Revenue from selling access to its application programming interface, which gives businesses such as Salesforce and T-Mobile access to its models, will hit $22 billion in 2029, up from about $2 billion this year.
In 2029, the company has projected, it will generate $29 billion in revenue from agents, up from $3 billion this year. These agents could range from “high-income knowledge worker” agents that cost $2,000 a month to $20,000 per month for doctorate-level research agents.
It also has lined up some deep-pocketed customers. In February, SoftBank said it would spend $3 billion annually on OpenAI products, including AI agents, and also develop a joint venture to market OpenAI’s products, branded as Cristal Intelligence, to companies in Japan. Altogether, OpenAI forecasts agents will make up nearly a quarter of its revenue within the next five years.
OpenAI won’t start generating much revenue from free users and other products until next year. In 2029, however, it projects revenue from free users and other products will reach $25 billion, or one-fifth of all revenue.
The company is forecasting a sharp growth in users, telling investors it expects to hit 3 billion monthly active users, 2 billion weekly active users and 900 million daily active users by 2030. Fewer than 5% of ChatGPT’s weekly active users were paying subscribers at year-end.
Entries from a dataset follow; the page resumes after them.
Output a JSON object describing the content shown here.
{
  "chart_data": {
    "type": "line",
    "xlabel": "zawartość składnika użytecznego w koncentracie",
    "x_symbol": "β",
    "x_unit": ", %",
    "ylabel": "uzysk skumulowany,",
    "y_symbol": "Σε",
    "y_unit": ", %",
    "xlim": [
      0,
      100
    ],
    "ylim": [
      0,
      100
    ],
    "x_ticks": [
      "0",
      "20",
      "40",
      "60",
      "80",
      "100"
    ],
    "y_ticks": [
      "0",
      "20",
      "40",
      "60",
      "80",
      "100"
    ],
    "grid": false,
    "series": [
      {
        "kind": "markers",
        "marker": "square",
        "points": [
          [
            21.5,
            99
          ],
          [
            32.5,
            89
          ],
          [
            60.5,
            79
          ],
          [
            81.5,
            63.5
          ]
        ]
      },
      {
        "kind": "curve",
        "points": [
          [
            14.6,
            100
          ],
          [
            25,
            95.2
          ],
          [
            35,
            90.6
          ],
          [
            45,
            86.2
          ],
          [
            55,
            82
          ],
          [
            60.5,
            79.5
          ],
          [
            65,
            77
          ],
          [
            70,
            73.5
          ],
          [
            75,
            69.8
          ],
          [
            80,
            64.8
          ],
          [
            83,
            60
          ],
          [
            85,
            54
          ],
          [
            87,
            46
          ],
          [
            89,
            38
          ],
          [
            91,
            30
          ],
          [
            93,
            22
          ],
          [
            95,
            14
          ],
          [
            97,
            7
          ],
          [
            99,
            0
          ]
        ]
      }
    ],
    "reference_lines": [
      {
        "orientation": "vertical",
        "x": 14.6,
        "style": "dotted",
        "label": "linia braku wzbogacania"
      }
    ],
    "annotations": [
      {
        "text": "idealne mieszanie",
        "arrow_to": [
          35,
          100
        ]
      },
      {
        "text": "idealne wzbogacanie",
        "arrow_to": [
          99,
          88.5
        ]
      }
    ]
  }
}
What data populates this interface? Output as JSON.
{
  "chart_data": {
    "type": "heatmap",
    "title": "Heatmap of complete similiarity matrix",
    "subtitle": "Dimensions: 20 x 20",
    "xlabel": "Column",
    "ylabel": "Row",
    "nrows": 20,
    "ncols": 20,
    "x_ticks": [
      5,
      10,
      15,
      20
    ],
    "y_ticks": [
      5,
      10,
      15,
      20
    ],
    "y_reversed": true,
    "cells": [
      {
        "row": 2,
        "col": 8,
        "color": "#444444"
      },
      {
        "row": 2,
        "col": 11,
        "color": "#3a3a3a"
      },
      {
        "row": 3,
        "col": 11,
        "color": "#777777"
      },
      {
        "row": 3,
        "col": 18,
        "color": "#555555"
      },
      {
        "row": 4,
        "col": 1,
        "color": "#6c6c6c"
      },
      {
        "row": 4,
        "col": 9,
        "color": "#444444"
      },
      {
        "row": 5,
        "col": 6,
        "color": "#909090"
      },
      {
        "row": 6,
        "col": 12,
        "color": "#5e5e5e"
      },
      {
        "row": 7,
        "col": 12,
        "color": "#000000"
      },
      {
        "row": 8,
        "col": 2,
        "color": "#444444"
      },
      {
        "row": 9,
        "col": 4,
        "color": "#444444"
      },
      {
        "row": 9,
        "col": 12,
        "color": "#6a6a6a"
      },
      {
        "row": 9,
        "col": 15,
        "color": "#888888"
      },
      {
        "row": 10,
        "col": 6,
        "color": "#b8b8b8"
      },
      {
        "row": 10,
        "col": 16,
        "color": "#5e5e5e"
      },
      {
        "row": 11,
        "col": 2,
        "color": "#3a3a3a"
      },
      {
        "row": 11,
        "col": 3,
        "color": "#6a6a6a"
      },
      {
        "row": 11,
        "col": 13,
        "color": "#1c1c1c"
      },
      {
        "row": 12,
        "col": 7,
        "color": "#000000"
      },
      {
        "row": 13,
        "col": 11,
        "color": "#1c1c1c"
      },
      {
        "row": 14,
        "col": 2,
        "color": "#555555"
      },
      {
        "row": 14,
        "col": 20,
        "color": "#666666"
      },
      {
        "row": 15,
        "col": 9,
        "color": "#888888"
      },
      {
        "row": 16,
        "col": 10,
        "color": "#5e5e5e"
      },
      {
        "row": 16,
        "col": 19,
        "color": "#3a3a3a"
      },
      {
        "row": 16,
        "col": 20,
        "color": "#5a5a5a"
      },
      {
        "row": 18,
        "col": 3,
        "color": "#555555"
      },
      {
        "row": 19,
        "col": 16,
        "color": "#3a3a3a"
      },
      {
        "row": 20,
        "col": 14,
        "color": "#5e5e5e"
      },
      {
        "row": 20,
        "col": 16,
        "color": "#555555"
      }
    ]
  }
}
“Advertisers have always followed eyeballs,” said Rich Greenfield, a co-founder and analyst at research firm LightShed Partners. “If there is a considerable time spent on OpenAI, advertisers will beg to be there.”
Other AI startups have started to test making money beyond subscriptions. Perplexity, a startup that sells access to an AI-powered search engine, in November said it was experimenting with selling ads on some queries, such as one sponsored by Indeed that asks, “How can I use Indeed to enhance my job search?” Perplexity has said its initial brand partners include Whole Foods Market and media agency Universal McCann.
Shopping is another potential avenue for OpenAI to make money off its hundreds of millions of users. Rival Google, for instance, has begun monetizing its AI Overview feature. It has been selling advertisers placement near the AI-based summaries shown to U.S. users on mobile devices.
OpenAI has already begun experimenting with launching software features for shopping. Starting in January, some users can access web-browsing agent Operator as part of their pro ChatGPT subscription tier to order groceries from Instacart and make restaurant reservations on OpenTable.
Launch partners such as Uber receive aggregated data on the most common uses of Operator and the traffic it is driving to their site. OpenAI said it would expand Operator to other users and even integrate these capabilities into ChatGPT.